What Katy Perry song best represents each Philly mayoral candidate?

 After an August concert, Katy Perry made good on a promise to meet her fans on the Art Museum steps. (NewsWorks illustration; original Perry photo courtesy of HughE Dillon)

After an August concert, Katy Perry made good on a promise to meet her fans on the Art Museum steps. (NewsWorks illustration; original Perry photo courtesy of HughE Dillon)

On Sunday, the Seattle Seahawks will attempt to defend their NFL championship versus the New England Patriots in Super Bowl XLIX. You might have heard about this football game. To some, it’s a big deal. 

At halftime of said athletic competition, pop-music phenomenon (and American treasure) Katy Perry will perform a few of her songs.

Since at least one member of the NinetyNine team is a Katy Perry enthusiast — “KatyCat” is my, er, the preferred nomenclature — we got to thinking: Which of Perry’s pop offerings most apply to each of Philadelphia’s mayoral candidates?

Here’s what we/I came up with (caveat: Song titles mesh better than song lyrics):

Lynne Abraham: Ok, the obvious choice here — considering the fact that Abraham spoke all about the power of women voters in her NinetyNine interview — is “California Gurls,” right? It’s almost too easy, come to think of it. So, let’s head over to the anthemic “Firework” as an alternate choice. “Maybe the reason why, all the doors are closed, so you could open one that leads you to the perfect road” better aligns with a widow’s desire to run.

Nelson Diaz: When Diaz launched his campaign at Tierra Colombiana earlier this month, he told reporters that “I will die fixing the school system.” It’s less morbid than it seems sans context; the former judge just meant he’d work tirelessly to fix public education in Philadelphia. So, his answer to Katy’s question-titled track “Who Am I Living For?” would, of course, be the children. “I can see the writing on the wall. I can’t ignore this war. At the end of it all, who am I living for?”

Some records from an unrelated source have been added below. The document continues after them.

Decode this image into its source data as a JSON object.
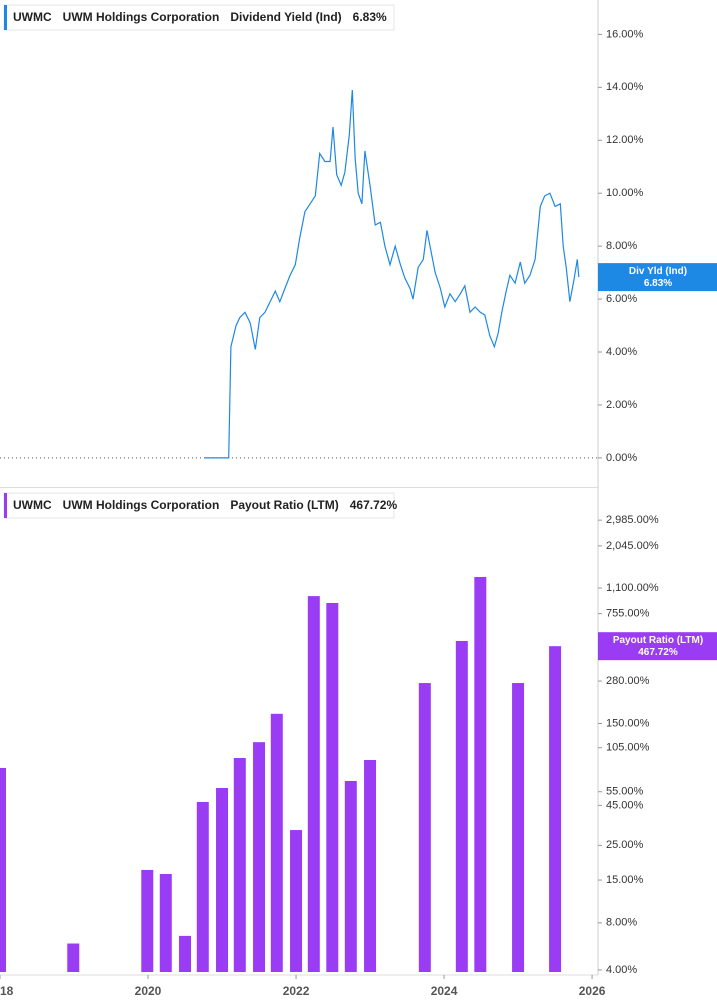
{
  "chart_data": [
    {
      "type": "line",
      "ticker": "UWMC",
      "company": "UWM Holdings Corporation",
      "x": [
        2020.77,
        2021.09,
        2021.12,
        2021.19,
        2021.24,
        2021.31,
        2021.38,
        2021.45,
        2021.51,
        2021.58,
        2021.65,
        2021.72,
        2021.78,
        2021.85,
        2021.92,
        2021.99,
        2022.05,
        2022.12,
        2022.19,
        2022.26,
        2022.32,
        2022.39,
        2022.46,
        2022.5,
        2022.55,
        2022.61,
        2022.66,
        2022.72,
        2022.76,
        2022.8,
        2022.84,
        2022.89,
        2022.93,
        2023.0,
        2023.07,
        2023.14,
        2023.2,
        2023.27,
        2023.34,
        2023.41,
        2023.47,
        2023.54,
        2023.58,
        2023.65,
        2023.72,
        2023.77,
        2023.81,
        2023.88,
        2023.95,
        2024.01,
        2024.08,
        2024.15,
        2024.22,
        2024.28,
        2024.35,
        2024.42,
        2024.49,
        2024.55,
        2024.62,
        2024.68,
        2024.73,
        2024.78,
        2024.84,
        2024.89,
        2024.96,
        2025.03,
        2025.09,
        2025.16,
        2025.23,
        2025.3,
        2025.36,
        2025.43,
        2025.5,
        2025.57,
        2025.61,
        2025.65,
        2025.7,
        2025.76,
        2025.8,
        2025.82
      ],
      "series": [
        {
          "name": "Dividend Yield (Ind)",
          "short_name": "Div Yld (Ind)",
          "color": "#1e88e5",
          "last_value": 6.83,
          "last_label": "6.83%",
          "values": [
            0,
            0,
            4.2,
            5.0,
            5.3,
            5.5,
            5.1,
            4.1,
            5.3,
            5.5,
            5.9,
            6.3,
            5.9,
            6.4,
            6.9,
            7.3,
            8.3,
            9.3,
            9.6,
            9.9,
            11.5,
            11.2,
            11.2,
            12.5,
            10.7,
            10.3,
            10.8,
            12.2,
            13.9,
            11.3,
            10.0,
            9.6,
            11.6,
            10.3,
            8.8,
            8.9,
            8.0,
            7.3,
            8.0,
            7.3,
            6.8,
            6.4,
            6.0,
            7.2,
            7.5,
            8.6,
            8.0,
            7.0,
            6.4,
            5.7,
            6.2,
            5.9,
            6.2,
            6.5,
            5.5,
            5.7,
            5.5,
            5.4,
            4.6,
            4.2,
            4.7,
            5.5,
            6.3,
            6.9,
            6.6,
            7.4,
            6.6,
            6.9,
            7.5,
            9.5,
            9.9,
            10.0,
            9.5,
            9.6,
            8.0,
            7.2,
            5.9,
            6.8,
            7.5,
            6.83
          ]
        }
      ],
      "xlim": [
        2018,
        2026.08
      ],
      "ylim": [
        -1.1,
        17.3
      ],
      "yticks": [
        {
          "value": 0,
          "label": "0.00%"
        },
        {
          "value": 2,
          "label": "2.00%"
        },
        {
          "value": 4,
          "label": "4.00%"
        },
        {
          "value": 6,
          "label": "6.00%"
        },
        {
          "value": 8,
          "label": "8.00%"
        },
        {
          "value": 10,
          "label": "10.00%"
        },
        {
          "value": 12,
          "label": "12.00%"
        },
        {
          "value": 14,
          "label": "14.00%"
        },
        {
          "value": 16,
          "label": "16.00%"
        }
      ],
      "zero_line": true
    },
    {
      "type": "bar",
      "ticker": "UWMC",
      "company": "UWM Holdings Corporation",
      "yscale": "log",
      "x": [
        2018.0,
        2018.99,
        2019.99,
        2020.24,
        2020.5,
        2020.74,
        2021.0,
        2021.24,
        2021.5,
        2021.74,
        2022.0,
        2022.24,
        2022.49,
        2022.74,
        2023.0,
        2023.74,
        2024.24,
        2024.49,
        2025.0,
        2025.5
      ],
      "series": [
        {
          "name": "Payout Ratio (LTM)",
          "short_name": "Payout Ratio (LTM)",
          "color": "#9b3cf5",
          "last_value": 467.72,
          "last_label": "467.72%",
          "values": [
            78,
            5.9,
            17.4,
            16.4,
            6.6,
            47.3,
            58.1,
            90.3,
            114,
            173,
            31.3,
            977,
            883,
            64.4,
            87.7,
            272,
            505,
            1294,
            272,
            467.72
          ]
        }
      ],
      "xlim": [
        2018,
        2026.08
      ],
      "ylim": [
        3.88,
        4790
      ],
      "xticks": [
        2018,
        2020,
        2022,
        2024,
        2026
      ],
      "yticks": [
        {
          "value": 4,
          "label": "4.00%"
        },
        {
          "value": 8,
          "label": "8.00%"
        },
        {
          "value": 15,
          "label": "15.00%"
        },
        {
          "value": 25,
          "label": "25.00%"
        },
        {
          "value": 45,
          "label": "45.00%"
        },
        {
          "value": 55,
          "label": "55.00%"
        },
        {
          "value": 105,
          "label": "105.00%"
        },
        {
          "value": 150,
          "label": "150.00%"
        },
        {
          "value": 280,
          "label": "280.00%"
        },
        {
          "value": 755,
          "label": "755.00%"
        },
        {
          "value": 1100,
          "label": "1,100.00%"
        },
        {
          "value": 2045,
          "label": "2,045.00%"
        },
        {
          "value": 2985,
          "label": "2,985.00%"
        }
      ]
    }
  ]
}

James Kenney: Well, this was the easiest one of the bunch. Considering what Johnny Doc said about the could-be candidate during last week’s will-he-run drama, “Dark Horse” is the best track for the councilman seen as being hemmed in by Abraham’s candidacy. “Make me your one and only, but don’t make me your enemy, your enemy, your enemy.” (Fun fact: This would have been Ken Trujillo’s track, too.)

Doug Oliver: As the young upstart in the field (slated to launch his campaign next Saturday in Germantown), we gotta go with “Teenage Dream” here. “This is real, so take a chance and don’t ever look back.”

T. Milton Street Sr.: What can you say about Milton Street that hasn’t been said over the course of the past few decades? Milton is a pure Philadelphia character, a showman with a coffin prop and a force of nature with which to be reckoned. So, yeah, he is the “Peacock” of the field, colorful plumage and all. “Word on the street, you got somethin’ to show me. Magical, colorful, Mr. Mystery.

Anthony Hardy Williams: Some have said Williams is the front runner in the race. Whether they’re right is of less consequence in this context, as just the fact that it’s been bandied about is reason enough to slot Williams into the “Roar” slot. “I got the eye of the tiger, a fighter dancing through the fire, ’cause I am a champion, and you’re gonna hear me roar.”

Epilogue

So, dear readers, what do you think? Feel free to suggest other songs from the Perry oeuvre if you think we missed one or six.

And, as a side note to the candidates: Feel free to use these, or any, KP tracks at campaign events covered by NinetyNine.

Finally, a prediction: Seahawks 27, Patriots 24 in an overtime game that nearly matches the electricity of the halftime show.